Emery made a motion with his still shaky hand, as if he were reaching out. Before Josh could take it in his own and clasp it, the comforting touch spreading in both directions, Emery dropped it once more. Whether Emery had decided against it or Josh had imagined what it meant, he didn't know, but the absence of that near promise was a physical ache. Josh breathed slowly, in through his nose, out through his mouth, eyes trapped in Emery's.

"Morning came and nothing changed. I won't lie, I thought about it. Thought about telling them I wasn't gay after all, thought of hiding who I was for the rest of high school and maybe go to college and then I could be me. But it just... I couldn't. I'd trusted them and they pulled the rug out from under me as if I weren't their son; as if I were nothing. 'You can either be something you're not or I won't have you as my son anymore,' and all this without even the excuse of religious extremism. As if my having children or not had anything to do with them. As if I were less likely to catch AIDS by them kicking me out. As if they were showing me tough love, slapping my hand for misbehaving."

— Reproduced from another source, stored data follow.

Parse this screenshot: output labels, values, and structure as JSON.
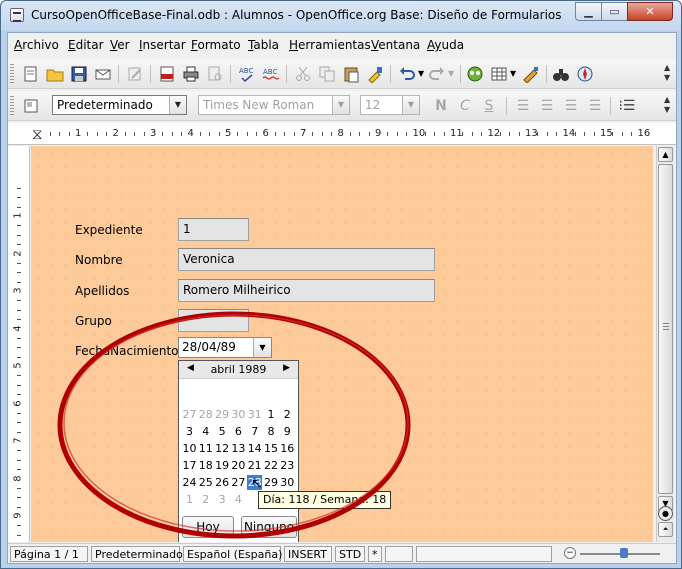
{
  "window": {
    "title": "CursoOpenOfficeBase-Final.odb : Alumnos - OpenOffice.org Base: Diseño de Formularios",
    "min": "▁",
    "max": "▭",
    "close": "✕"
  },
  "menu": [
    {
      "ul": "A",
      "rest": "rchivo"
    },
    {
      "ul": "E",
      "rest": "ditar"
    },
    {
      "ul": "V",
      "rest": "er"
    },
    {
      "ul": "I",
      "rest": "nsertar"
    },
    {
      "ul": "F",
      "rest": "ormato"
    },
    {
      "ul": "T",
      "rest": "abla"
    },
    {
      "ul": "H",
      "rest": "erramientas"
    },
    {
      "ul": "V",
      "rest": "entana"
    },
    {
      "ul": "Ay",
      "rest": "uda"
    }
  ],
  "format_toolbar": {
    "style": "Predeterminado",
    "font": "Times New Roman",
    "size": "12"
  },
  "ruler": {
    "h_marks": [
      "1",
      "2",
      "3",
      "4",
      "5",
      "6",
      "7",
      "8",
      "9",
      "10",
      "11",
      "12",
      "13",
      "14",
      "15",
      "16"
    ],
    "v_marks": [
      "1",
      "2",
      "3",
      "4",
      "5",
      "6",
      "7",
      "8",
      "9",
      "10"
    ]
  },
  "form": {
    "expediente": {
      "label": "Expediente",
      "value": "1"
    },
    "nombre": {
      "label": "Nombre",
      "value": "Veronica"
    },
    "apellidos": {
      "label": "Apellidos",
      "value": "Romero Milheirico"
    },
    "grupo": {
      "label": "Grupo",
      "value": ""
    },
    "fecha": {
      "label": "FechaNacimiento",
      "value": "28/04/89"
    }
  },
  "calendar": {
    "month": "abril 1989",
    "weeks": [
      [
        {
          "d": "27",
          "o": true
        },
        {
          "d": "28",
          "o": true
        },
        {
          "d": "29",
          "o": true
        },
        {
          "d": "30",
          "o": true
        },
        {
          "d": "31",
          "o": true
        },
        {
          "d": "1"
        },
        {
          "d": "2"
        }
      ],
      [
        {
          "d": "3"
        },
        {
          "d": "4"
        },
        {
          "d": "5"
        },
        {
          "d": "6"
        },
        {
          "d": "7"
        },
        {
          "d": "8"
        },
        {
          "d": "9"
        }
      ],
      [
        {
          "d": "10"
        },
        {
          "d": "11"
        },
        {
          "d": "12"
        },
        {
          "d": "13"
        },
        {
          "d": "14"
        },
        {
          "d": "15"
        },
        {
          "d": "16"
        }
      ],
      [
        {
          "d": "17"
        },
        {
          "d": "18"
        },
        {
          "d": "19"
        },
        {
          "d": "20"
        },
        {
          "d": "21"
        },
        {
          "d": "22"
        },
        {
          "d": "23"
        }
      ],
      [
        {
          "d": "24"
        },
        {
          "d": "25"
        },
        {
          "d": "26"
        },
        {
          "d": "27"
        },
        {
          "d": "28",
          "s": true
        },
        {
          "d": "29"
        },
        {
          "d": "30"
        }
      ],
      [
        {
          "d": "1",
          "o": true
        },
        {
          "d": "2",
          "o": true
        },
        {
          "d": "3",
          "o": true
        },
        {
          "d": "4",
          "o": true
        },
        {
          "d": "",
          "o": true
        },
        {
          "d": "",
          "o": true
        },
        {
          "d": "",
          "o": true
        }
      ]
    ],
    "today_button": "Hoy",
    "none_button": "Ninguno",
    "tooltip": "Día: 118 / Semana: 18"
  },
  "statusbar": {
    "page": "Página 1 / 1",
    "style": "Predeterminado",
    "language": "Español (España)",
    "insert": "INSERT",
    "selection": "STD",
    "modified": "*"
  },
  "colors": {
    "page_bg": "#fdca9a",
    "annotation": "#b00000",
    "selected_day": "#3c7fd6"
  }
}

As he'd been talking, Emery's expressive brown eyes turned as anguished as Josh felt. "Josh..."

He couldn't. He couldn't keep telling Emery this, exposing himself like this, to someone who held the kind of power Emery still held over him, all while looking into eyes that could undo him without trying. This wasn't what he'd rushed over to Central Park to accomplish — there had to be something else he could do to dispel the tension. He got up to retrieve a pair of tweezers only to sit back in front of Emery. "Give me your foot," he said abruptly. "Might as well do something with my hands while we talk."